Y alimentando tu interés por la expresión corporal, musicalizas además danza Butoh (o danza de las tinieblas), una técnica que nace en Japón en los años 50 como una expresión identitaria de postguerra, que llega a Chile hace dos décadas. Has colaborado con Lobsang Palacios y Carla Lobos, dos exponentes nacionales…
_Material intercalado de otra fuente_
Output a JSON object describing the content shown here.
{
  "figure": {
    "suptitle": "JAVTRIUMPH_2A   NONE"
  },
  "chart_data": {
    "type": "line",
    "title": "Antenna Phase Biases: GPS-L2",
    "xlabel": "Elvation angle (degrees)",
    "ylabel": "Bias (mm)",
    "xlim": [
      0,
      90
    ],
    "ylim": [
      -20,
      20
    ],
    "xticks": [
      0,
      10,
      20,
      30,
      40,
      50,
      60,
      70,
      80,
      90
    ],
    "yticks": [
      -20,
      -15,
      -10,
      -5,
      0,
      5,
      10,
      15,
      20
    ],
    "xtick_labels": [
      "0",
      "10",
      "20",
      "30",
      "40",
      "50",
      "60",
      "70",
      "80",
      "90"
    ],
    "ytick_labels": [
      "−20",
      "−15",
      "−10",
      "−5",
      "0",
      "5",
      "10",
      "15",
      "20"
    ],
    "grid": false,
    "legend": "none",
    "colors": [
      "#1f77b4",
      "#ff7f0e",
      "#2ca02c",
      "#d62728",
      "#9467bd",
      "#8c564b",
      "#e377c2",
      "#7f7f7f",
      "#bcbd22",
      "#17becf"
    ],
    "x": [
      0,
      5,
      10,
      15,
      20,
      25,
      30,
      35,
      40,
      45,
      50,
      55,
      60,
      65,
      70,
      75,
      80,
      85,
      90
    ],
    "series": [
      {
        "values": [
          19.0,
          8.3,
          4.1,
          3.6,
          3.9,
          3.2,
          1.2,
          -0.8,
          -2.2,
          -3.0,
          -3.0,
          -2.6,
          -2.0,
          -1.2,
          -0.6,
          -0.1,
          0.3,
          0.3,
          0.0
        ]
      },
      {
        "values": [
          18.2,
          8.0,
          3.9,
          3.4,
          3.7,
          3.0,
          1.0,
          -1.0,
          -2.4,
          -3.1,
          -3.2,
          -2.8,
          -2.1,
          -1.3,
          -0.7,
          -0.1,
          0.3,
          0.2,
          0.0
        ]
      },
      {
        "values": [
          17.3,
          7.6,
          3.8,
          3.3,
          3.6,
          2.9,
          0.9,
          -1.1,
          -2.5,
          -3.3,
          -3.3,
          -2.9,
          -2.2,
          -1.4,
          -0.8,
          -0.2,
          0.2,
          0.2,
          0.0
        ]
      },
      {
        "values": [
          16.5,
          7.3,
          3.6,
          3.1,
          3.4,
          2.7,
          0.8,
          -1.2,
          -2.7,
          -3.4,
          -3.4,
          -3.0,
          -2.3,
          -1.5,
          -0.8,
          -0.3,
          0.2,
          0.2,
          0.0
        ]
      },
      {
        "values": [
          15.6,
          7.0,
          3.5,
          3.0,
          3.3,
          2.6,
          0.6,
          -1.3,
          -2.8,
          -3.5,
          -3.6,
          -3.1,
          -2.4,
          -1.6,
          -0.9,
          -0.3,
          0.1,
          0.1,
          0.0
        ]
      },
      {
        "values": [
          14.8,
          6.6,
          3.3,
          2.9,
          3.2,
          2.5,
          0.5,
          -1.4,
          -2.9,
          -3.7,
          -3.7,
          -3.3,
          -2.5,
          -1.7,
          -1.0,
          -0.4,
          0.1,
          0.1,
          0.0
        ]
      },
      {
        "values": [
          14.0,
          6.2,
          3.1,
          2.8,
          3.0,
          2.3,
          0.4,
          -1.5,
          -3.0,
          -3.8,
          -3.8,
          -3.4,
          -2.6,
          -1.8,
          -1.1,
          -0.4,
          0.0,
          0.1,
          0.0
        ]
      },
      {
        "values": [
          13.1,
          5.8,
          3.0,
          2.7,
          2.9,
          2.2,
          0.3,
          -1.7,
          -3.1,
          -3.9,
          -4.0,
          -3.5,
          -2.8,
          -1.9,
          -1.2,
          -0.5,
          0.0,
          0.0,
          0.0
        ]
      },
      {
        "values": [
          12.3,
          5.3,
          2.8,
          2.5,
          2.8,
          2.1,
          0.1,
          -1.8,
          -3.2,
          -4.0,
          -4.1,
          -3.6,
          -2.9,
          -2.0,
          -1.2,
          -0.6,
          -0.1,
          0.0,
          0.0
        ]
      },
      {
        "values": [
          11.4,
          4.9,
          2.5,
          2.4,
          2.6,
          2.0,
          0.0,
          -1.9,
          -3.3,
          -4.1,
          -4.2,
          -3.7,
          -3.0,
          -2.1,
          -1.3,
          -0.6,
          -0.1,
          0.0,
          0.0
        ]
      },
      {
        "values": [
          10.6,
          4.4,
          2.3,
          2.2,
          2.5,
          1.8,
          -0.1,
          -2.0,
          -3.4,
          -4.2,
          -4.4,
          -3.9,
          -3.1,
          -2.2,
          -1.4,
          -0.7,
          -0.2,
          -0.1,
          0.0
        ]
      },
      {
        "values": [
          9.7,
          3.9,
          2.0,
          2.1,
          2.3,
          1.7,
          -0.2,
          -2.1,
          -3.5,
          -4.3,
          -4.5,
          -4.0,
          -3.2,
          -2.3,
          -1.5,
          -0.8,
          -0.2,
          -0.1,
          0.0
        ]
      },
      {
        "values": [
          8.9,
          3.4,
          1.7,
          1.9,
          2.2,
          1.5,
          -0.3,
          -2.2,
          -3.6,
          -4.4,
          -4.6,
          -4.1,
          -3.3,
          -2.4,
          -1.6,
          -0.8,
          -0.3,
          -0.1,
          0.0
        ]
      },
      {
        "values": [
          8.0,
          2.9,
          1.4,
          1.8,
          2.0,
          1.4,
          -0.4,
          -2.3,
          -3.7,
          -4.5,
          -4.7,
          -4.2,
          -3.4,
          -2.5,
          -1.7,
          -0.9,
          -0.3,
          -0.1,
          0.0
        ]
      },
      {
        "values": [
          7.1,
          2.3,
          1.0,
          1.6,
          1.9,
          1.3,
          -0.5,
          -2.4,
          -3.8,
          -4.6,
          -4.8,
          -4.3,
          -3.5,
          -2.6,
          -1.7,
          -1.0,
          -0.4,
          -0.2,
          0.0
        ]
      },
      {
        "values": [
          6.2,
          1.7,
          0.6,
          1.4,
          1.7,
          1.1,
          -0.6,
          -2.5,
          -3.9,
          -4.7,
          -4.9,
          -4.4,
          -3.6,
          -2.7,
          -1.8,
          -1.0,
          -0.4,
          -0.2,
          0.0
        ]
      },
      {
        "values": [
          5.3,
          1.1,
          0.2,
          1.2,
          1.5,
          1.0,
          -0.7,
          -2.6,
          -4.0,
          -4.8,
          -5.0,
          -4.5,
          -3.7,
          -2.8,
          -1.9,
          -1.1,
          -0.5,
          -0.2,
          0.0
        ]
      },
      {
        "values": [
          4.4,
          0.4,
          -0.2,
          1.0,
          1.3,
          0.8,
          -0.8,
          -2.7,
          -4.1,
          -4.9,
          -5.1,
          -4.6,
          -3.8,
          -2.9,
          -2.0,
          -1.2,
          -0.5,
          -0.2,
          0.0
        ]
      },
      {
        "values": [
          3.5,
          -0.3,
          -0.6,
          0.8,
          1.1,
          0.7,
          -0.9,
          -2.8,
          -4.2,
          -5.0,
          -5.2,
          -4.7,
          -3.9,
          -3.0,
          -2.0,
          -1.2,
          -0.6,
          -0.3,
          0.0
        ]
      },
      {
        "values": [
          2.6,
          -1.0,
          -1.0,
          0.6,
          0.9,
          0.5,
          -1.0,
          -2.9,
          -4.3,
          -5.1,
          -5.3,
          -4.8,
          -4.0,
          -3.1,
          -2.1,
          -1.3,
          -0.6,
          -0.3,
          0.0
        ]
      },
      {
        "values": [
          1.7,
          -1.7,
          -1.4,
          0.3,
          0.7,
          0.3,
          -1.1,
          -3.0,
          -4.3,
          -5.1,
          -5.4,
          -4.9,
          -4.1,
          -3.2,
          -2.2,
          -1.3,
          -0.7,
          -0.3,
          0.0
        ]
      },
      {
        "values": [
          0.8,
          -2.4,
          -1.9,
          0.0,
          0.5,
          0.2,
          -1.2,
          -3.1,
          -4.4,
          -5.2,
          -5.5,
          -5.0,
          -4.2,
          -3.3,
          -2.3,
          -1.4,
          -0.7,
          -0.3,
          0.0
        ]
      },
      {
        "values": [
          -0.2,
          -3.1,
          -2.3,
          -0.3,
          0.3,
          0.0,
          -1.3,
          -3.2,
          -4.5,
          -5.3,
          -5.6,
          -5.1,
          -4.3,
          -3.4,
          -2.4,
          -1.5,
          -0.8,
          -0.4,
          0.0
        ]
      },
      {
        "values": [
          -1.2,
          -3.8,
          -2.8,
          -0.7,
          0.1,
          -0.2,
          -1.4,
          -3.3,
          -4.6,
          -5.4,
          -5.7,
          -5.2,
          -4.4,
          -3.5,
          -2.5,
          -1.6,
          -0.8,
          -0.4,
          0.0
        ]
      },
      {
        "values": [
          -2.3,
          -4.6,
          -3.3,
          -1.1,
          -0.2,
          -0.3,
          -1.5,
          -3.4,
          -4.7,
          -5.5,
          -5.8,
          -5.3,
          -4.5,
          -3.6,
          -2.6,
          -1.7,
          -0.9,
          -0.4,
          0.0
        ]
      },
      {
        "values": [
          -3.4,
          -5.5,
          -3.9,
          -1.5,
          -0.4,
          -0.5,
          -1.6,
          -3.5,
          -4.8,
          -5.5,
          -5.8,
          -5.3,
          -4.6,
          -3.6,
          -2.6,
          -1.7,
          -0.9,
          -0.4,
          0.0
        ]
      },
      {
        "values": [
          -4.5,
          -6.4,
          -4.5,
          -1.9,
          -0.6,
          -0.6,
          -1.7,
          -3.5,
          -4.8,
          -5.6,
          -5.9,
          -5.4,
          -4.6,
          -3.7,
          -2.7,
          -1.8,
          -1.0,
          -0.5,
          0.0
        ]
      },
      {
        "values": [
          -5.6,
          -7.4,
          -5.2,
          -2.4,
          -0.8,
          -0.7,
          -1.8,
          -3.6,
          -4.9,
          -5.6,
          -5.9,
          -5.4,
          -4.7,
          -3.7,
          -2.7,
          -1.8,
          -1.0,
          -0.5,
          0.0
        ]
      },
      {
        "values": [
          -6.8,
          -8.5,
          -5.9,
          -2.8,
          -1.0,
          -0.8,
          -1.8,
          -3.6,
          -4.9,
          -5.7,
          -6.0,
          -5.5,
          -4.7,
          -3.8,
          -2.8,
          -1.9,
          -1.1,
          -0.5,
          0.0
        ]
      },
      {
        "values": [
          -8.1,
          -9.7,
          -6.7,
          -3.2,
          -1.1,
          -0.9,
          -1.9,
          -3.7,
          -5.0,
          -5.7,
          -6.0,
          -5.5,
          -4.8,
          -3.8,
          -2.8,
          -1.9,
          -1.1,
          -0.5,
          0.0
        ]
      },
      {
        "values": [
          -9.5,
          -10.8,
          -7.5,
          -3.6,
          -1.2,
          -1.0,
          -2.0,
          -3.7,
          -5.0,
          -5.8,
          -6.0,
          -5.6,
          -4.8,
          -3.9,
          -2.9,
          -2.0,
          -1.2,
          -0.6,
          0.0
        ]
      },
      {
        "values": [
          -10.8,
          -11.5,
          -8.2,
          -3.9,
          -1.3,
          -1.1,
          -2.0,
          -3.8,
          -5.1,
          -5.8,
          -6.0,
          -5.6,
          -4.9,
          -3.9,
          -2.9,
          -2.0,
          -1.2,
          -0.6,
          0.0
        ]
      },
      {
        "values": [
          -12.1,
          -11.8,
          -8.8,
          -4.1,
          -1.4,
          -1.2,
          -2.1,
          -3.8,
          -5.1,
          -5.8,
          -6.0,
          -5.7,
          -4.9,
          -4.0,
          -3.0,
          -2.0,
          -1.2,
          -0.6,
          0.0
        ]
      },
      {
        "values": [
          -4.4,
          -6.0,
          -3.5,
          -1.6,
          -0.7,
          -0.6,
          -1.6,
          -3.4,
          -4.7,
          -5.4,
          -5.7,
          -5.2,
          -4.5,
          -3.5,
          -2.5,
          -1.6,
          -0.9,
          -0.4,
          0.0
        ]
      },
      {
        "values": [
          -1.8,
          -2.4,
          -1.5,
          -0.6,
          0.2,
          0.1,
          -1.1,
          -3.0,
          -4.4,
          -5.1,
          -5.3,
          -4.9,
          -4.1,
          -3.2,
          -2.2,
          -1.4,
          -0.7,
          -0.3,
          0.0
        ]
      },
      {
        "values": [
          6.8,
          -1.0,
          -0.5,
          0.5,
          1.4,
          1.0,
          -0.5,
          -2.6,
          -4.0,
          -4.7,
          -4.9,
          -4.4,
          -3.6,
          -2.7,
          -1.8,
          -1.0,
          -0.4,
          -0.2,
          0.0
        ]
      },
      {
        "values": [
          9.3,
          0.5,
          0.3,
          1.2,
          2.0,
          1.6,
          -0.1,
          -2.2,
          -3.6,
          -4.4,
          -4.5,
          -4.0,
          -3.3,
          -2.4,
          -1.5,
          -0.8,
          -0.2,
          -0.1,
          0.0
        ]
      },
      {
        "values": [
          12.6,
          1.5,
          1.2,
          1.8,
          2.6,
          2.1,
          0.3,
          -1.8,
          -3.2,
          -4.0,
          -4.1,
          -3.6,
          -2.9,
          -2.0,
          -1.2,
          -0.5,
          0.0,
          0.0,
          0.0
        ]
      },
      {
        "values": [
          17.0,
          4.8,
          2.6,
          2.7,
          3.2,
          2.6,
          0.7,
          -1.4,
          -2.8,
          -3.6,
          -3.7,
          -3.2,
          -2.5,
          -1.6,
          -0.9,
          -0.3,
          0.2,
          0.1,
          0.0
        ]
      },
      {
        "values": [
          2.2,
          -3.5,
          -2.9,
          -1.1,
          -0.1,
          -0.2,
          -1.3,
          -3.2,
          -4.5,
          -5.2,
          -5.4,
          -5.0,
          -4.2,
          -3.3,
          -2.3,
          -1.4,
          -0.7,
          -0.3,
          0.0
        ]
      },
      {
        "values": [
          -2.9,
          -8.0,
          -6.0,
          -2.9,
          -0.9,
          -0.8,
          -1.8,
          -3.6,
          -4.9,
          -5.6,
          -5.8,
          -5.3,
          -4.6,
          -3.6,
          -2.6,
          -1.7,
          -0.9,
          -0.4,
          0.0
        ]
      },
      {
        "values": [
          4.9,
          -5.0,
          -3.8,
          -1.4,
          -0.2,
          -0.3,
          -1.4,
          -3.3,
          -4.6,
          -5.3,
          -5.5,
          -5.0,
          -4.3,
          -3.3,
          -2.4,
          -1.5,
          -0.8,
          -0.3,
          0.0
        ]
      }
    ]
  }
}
-La Carla, que es un amor, es como un mito para mí, la conocía desde chica. Se hablaba por ahí de esta mina que había llegado de Alemania y se vestía como hombre. Y a Lobsang también, que es un “butoca” de calle, lo conozco hace mucho tiempo. Es alguien muy consciente políticamente, por lo que nos llevamos muy bien; hablamos lo mismo. Me atraen de este tipo de danza los seres fantasmales, la deformidad y el quiebre del cuerpo, lo que normalmente la gente encuentra feo o monstruoso. Además, es una danza milenaria y no hay una escuela oficial; cada interesado comienza a aprender por su propia cuenta. El Butoh no es una cosa estrictamente definida; son los diferentes maestros con los que estableces relaciones los que hacen que todo vaya mutando y evolucionando. El Primer Encuentro Internacional de Butoh se desarrolló hace poco, entre el 13 y el 18 de octubre del 2014.

***

Un gato de pelaje claro se asoma en la ventana mientras Villacura sopla por un silbato negro en forma de calavera. Antes de eso, dejó en claro su interés insaciable por la música local de todos los lugares que visita. De pronto, tras silencio prolongado, aclara: “Siempre he estado inmersa en ese mundillo muy loco para algunos. He conocido a tantas personas y tantos sabores que al final la experiencia no tiene precio. Quiero seguir trabajando como lo estoy haciendo ahora; siempre abierta a nuevas propuestas y a seguir madurando. El ego tiene que estar lejos aunque, claro, siempre hay una cuota de ego en lo que se hace. Creo que ya está todo hecho, pero el artista hace pociones en base a lo disponible. Siempre voy a estar receptiva a invitaciones. Pretendo grabarme, aprender a hacerlo; registrar material y dejarlo online. No me interesa ganar plata con eso. Quiero seguir tomando riesgos. Osea, si me invitan a un evento con mucho público y debo musicalizar una obra teatral que me desafía, aceptar esa invitación. Caer en la improvisación, continuar. Viajar es una gran escuela, guardar plata en el chanchito, cambiar de ambiente, conocer otras maneras de ver la vida”. Cual catrina mexicana, no le teme a la muerte.